Fiat Chrysler Says Drivers In Hacking Suit Agreed To Arbitrate

By: Emily Field, Source: Law 360

Law360, New York (July 11, 2016, 11:24 PM ET) — Fiat Chrysler on Monday told an Illinois federal court that two drivers leading a proposed class action over an alleged defect they say could allow criminals to easily hack into their vehicles’ electronics systems agreed to arbitrate their claims when they bought their cars at a steep discount.
Named plaintiffs Kelly and George Brown bought their 2014 Jeep Cherokee on a friend-of-employee discount and signed a contract with a provision that any warranty dispute would be resolved through arbitration, FCA US LLC said. The scope of that agreement extends to all of their claims against the carmaker, according to Fiat.For example, the Browns contend that Fiat Chrysler violated the Missouri Merchandising Practices Act by misrepresenting and failing to disclose the alleged defect, the auto company said.

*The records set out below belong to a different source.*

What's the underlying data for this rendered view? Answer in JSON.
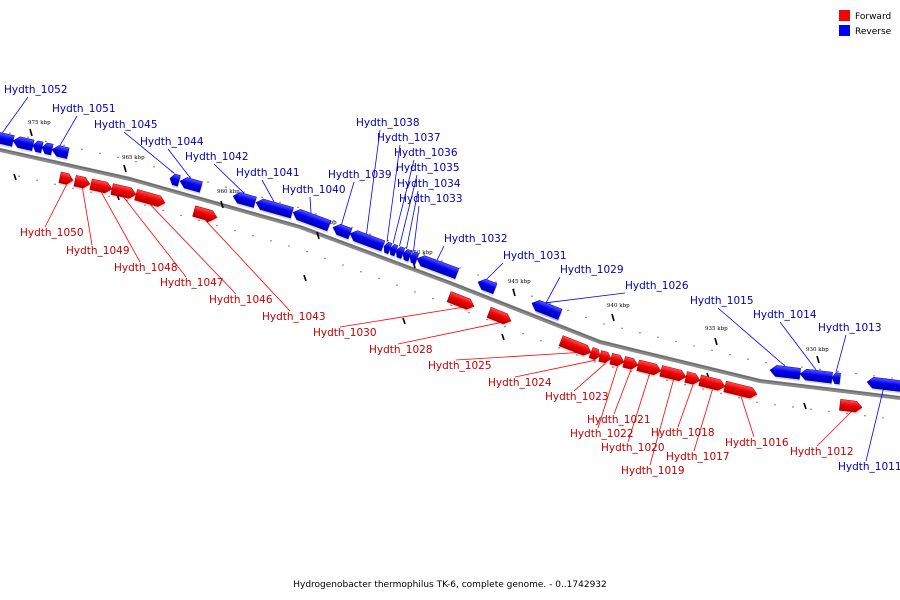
{
  "legend": {
    "forward": {
      "label": "Forward",
      "color": "#ff0000"
    },
    "reverse": {
      "label": "Reverse",
      "color": "#0000ff"
    }
  },
  "caption": "Hydrogenobacter thermophilus TK-6, complete genome. - 0..1742932",
  "ticks": [
    "975 kbp",
    "970 kbp",
    "965 kbp",
    "960 kbp",
    "955 kbp",
    "950 kbp",
    "945 kbp",
    "940 kbp",
    "935 kbp",
    "930 kbp"
  ],
  "genes": [
    {
      "name": "Hydth_1052",
      "strand": "reverse"
    },
    {
      "name": "Hydth_1051",
      "strand": "reverse"
    },
    {
      "name": "Hydth_1050",
      "strand": "forward"
    },
    {
      "name": "Hydth_1049",
      "strand": "forward"
    },
    {
      "name": "Hydth_1048",
      "strand": "forward"
    },
    {
      "name": "Hydth_1047",
      "strand": "forward"
    },
    {
      "name": "Hydth_1046",
      "strand": "forward"
    },
    {
      "name": "Hydth_1045",
      "strand": "reverse"
    },
    {
      "name": "Hydth_1044",
      "strand": "reverse"
    },
    {
      "name": "Hydth_1043",
      "strand": "forward"
    },
    {
      "name": "Hydth_1042",
      "strand": "reverse"
    },
    {
      "name": "Hydth_1041",
      "strand": "reverse"
    },
    {
      "name": "Hydth_1040",
      "strand": "reverse"
    },
    {
      "name": "Hydth_1039",
      "strand": "reverse"
    },
    {
      "name": "Hydth_1038",
      "strand": "reverse"
    },
    {
      "name": "Hydth_1037",
      "strand": "reverse"
    },
    {
      "name": "Hydth_1036",
      "strand": "reverse"
    },
    {
      "name": "Hydth_1035",
      "strand": "reverse"
    },
    {
      "name": "Hydth_1034",
      "strand": "reverse"
    },
    {
      "name": "Hydth_1033",
      "strand": "reverse"
    },
    {
      "name": "Hydth_1032",
      "strand": "reverse"
    },
    {
      "name": "Hydth_1031",
      "strand": "reverse"
    },
    {
      "name": "Hydth_1030",
      "strand": "forward"
    },
    {
      "name": "Hydth_1029",
      "strand": "reverse"
    },
    {
      "name": "Hydth_1028",
      "strand": "forward"
    },
    {
      "name": "Hydth_1026",
      "strand": "reverse"
    },
    {
      "name": "Hydth_1025",
      "strand": "forward"
    },
    {
      "name": "Hydth_1024",
      "strand": "forward"
    },
    {
      "name": "Hydth_1023",
      "strand": "forward"
    },
    {
      "name": "Hydth_1022",
      "strand": "forward"
    },
    {
      "name": "Hydth_1021",
      "strand": "forward"
    },
    {
      "name": "Hydth_1020",
      "strand": "forward"
    },
    {
      "name": "Hydth_1019",
      "strand": "forward"
    },
    {
      "name": "Hydth_1018",
      "strand": "forward"
    },
    {
      "name": "Hydth_1017",
      "strand": "forward"
    },
    {
      "name": "Hydth_1016",
      "strand": "forward"
    },
    {
      "name": "Hydth_1015",
      "strand": "reverse"
    },
    {
      "name": "Hydth_1014",
      "strand": "reverse"
    },
    {
      "name": "Hydth_1013",
      "strand": "reverse"
    },
    {
      "name": "Hydth_1012",
      "strand": "forward"
    },
    {
      "name": "Hydth_1011",
      "strand": "reverse"
    }
  ]
}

“In fact, one of plaintiffs’ alleged misrepresentations was FCA US’s statement after discovery of a hacking vulnerability in the vehicles that described the alleged defect and the remedy, which FCA US originally released as an extended warranty remedy and not a safety recall,” the company said.Although the arbitration agreement doesn’t extend to the other named plaintiffs, Brian Flynn and Michael Keith, or to its co-defendant Harman International Industries, which builds the Uconnect infotainment system in Fiat Chrysler cars, the automaker asked the court to stay the case until arbitration is over.

“Here, the claims asserted by plaintiffs Flynn and Keith and by the Brown plaintiffs are identical,” the car company said. “These claims, moreover, are intertwined such that bifurcation into arbitration and litigation would be illogical.”

The drivers sued after an article in Wired detailed how two cybersecurity experts — Charlie Miller and Chris Valasek — took control of a Jeep Cherokee’s various functions from miles away while the article’s author drove around St. Louis, at first changing the radio and climate controls, before disabling the transmission on the interstate.

The group of drivers claim that the Uconnect system in their cars contains a defect that allows it to send commands to the vehicle’s operating systems without any security measures in place to ensure that only valid commands from the driver, and not from remote-third parties, are followed.

What’s more, Fiat and Harman have known since at least 2011 that the system was hackable but hid it from consumers until the Wired article was released in July, when days later they issued a recall and security update, the drivers said.

Both Fiat and Harman urged the Illinois federal judge to nix the suit in mid-February. Fiat argued that the suit was based on a “hypothetical, speculative event” that has never actually occurred in real-world conditions. The automaker also rejected the consumers’ claim that its software patch wasn’t enough.

But the drivers shot back in March that they’ve already been injured because the defect was hidden from them by the companies, they wouldn’t have bought the cars had they known about it and the vehicles have now lost value.

Representatives for the parties didn’t immediately respond to requests for comment late Monday.